The ACCC's war on digital advertising is about to get 'ugly'

Paige Murphy
By Paige Murphy | 11 March 2020
 

The Australia Competition and Consumer Commission (ACCC) has begun to wage a war on the “opacity” surrounding digital advertising.

Peter Leonard, professor of practice at UNSW Business School and principal at Data Synergies, has warned the industry that the ACCC’s inquiry into adtech will get “ugly”.

He highlighted a quote in the report that he thought would particularly agitate the regulator: "Between 20% and 75% advertiser's expenditure is taken up by suppliers in the adtech supply chain.”

“If there's one thing that regulators really hate, it's not actually knowing who's making what money in a market,” Leonard told the Programmatic Summit in Sydney..

“That's opacity from a regulated point of view and because you're in business and they're in government and they're regulators, by definition you're up to something that's probably bad if the regulator doesn't understand it.”

The competition watchdog has officially launched its inquiry, asking for feedback on the competitiveness, efficiency, transparency and effectiveness of adtech services and ad agency services.

Part of the inquiry will look into the role and use of data throughout the adtech supply chain.

Leonard says the industry has done itself no favours over the years when it comes to notice and consent about what data is being collected on consumers.

“We have leaves on the track as we go ahead.
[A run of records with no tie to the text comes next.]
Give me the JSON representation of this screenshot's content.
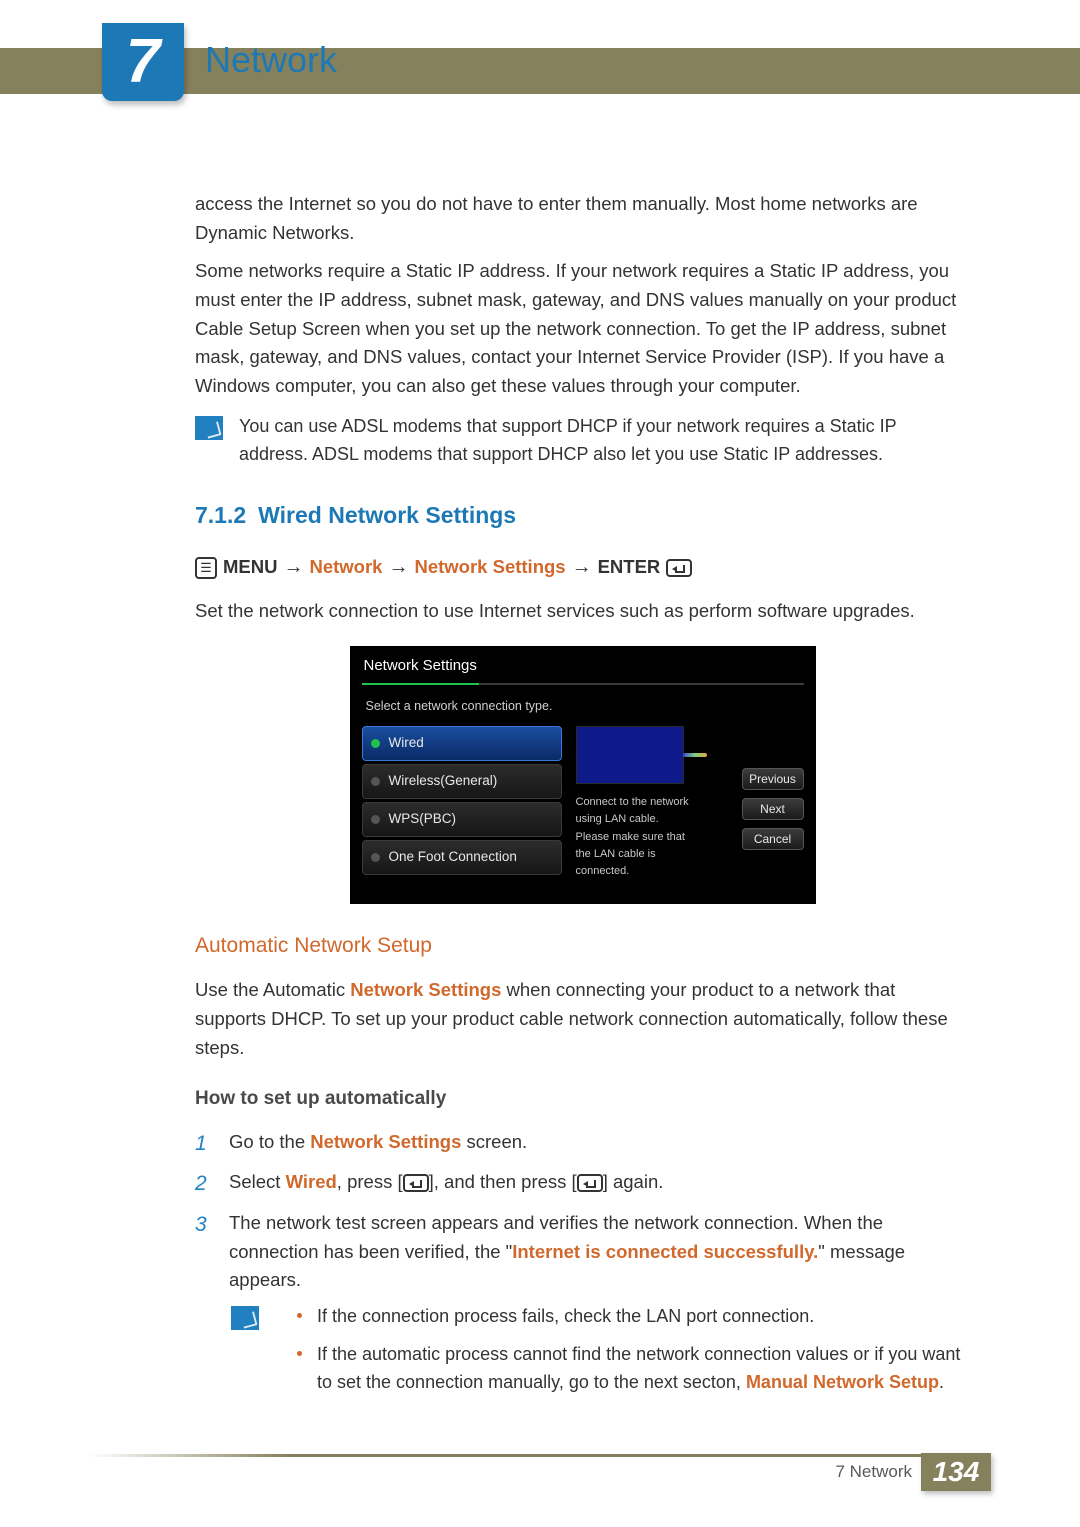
{
  "chapter": {
    "number": "7",
    "title": "Network"
  },
  "body": {
    "p1": "access the Internet so you do not have to enter them manually. Most home networks are Dynamic Networks.",
    "p2": "Some networks require a Static IP address. If your network requires a Static IP address, you must enter the IP address, subnet mask, gateway, and DNS values manually on your product Cable Setup Screen when you set up the network connection. To get the IP address, subnet mask, gateway, and DNS values, contact your Internet Service Provider (ISP). If you have a Windows computer, you can also get these values through your computer.",
    "note1": "You can use ADSL modems that support DHCP if your network requires a Static IP address. ADSL modems that support DHCP also let you use Static IP addresses."
  },
  "section": {
    "number": "7.1.2",
    "title": "Wired Network Settings"
  },
  "path": {
    "menu": "MENU",
    "p1": "Network",
    "p2": "Network Settings",
    "enter": "ENTER"
  },
  "desc_after_path": "Set the network connection to use Internet services such as perform software upgrades.",
  "screen": {
    "title": "Network Settings",
    "subtitle": "Select a network connection type.",
    "options": [
      "Wired",
      "Wireless(General)",
      "WPS(PBC)",
      "One Foot Connection"
    ],
    "help": "Connect to the network using LAN cable. Please make sure that the LAN cable is connected.",
    "buttons": {
      "prev": "Previous",
      "next": "Next",
      "cancel": "Cancel"
    }
  },
  "auto": {
    "heading": "Automatic Network Setup",
    "p1a": "Use the Automatic ",
    "p1b": "Network Settings",
    "p1c": " when connecting your product to a network that supports DHCP. To set up your product cable network connection automatically, follow these steps.",
    "howto": "How to set up automatically",
    "step1a": "Go to the ",
    "step1b": "Network Settings",
    "step1c": " screen.",
    "step2a": "Select ",
    "step2b": "Wired",
    "step2c": ", press [",
    "step2d": "], and then press [",
    "step2e": "] again.",
    "step3a": "The network test screen appears and verifies the network connection. When the connection has been verified, the \"",
    "step3b": "Internet is connected successfully.",
    "step3c": "\" message appears.",
    "note2_b1": "If the connection process fails, check the LAN port connection.",
    "note2_b2a": "If the automatic process cannot find the network connection values or if you want to set the connection manually, go to the next secton, ",
    "note2_b2b": "Manual Network Setup",
    "note2_b2c": "."
  },
  "footer": {
    "label": "7 Network",
    "page": "134"
  }
}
The regulators see their task as them clearing away those leaves to make the path clear and easy for consumers,” he says.

“This is not only about the regulation of personal data and regulation on adtech. If you're a digital platform, you're facing the fire on quite a number of fronts.”

Publisher The Guardian has already offered a solution: programmatic receipting.

It suggests that it should be possible for somebody who is putting an advertisement onto The Guardian platform to understand through a series of receipts who took what proportion of the advertising dollar all the way back to the advertising agency.

“Effectively, they're supporting a concept of transparent receipting all the way down the value chain,” Leonard says.

“Of course, the regulators love that idea because that is truly about transparency and then it can start pointing fingers as to who should be doing what.”

The regulator has until August 31, 2021, to hand its report over to the government.

An alternative, he says, is for the industry to come up with its own code, register with the ACCC and self-regulate.

Then the onus doesn’t fall on the government or regulator.

“What's the best way to get industry to self-regulate? Put the fear of God up them and give them a limited timetable to do something otherwise some report will come out that recommends regulation that will be worse than that that industry came up with itself,” he says.

“More than that, as we go into a really complex world - and your adtech world is about as complex as they come, changing all the time - you really don't want to regulate because you'll get it wrong.

“You'll regulate for industry as it looks now and industry in a year or 18 months will look completely different. So much [it’s] better, I think, to force industry through regulatory coercion to regulate itself.”

The ACCC will be taking submissions until April 21.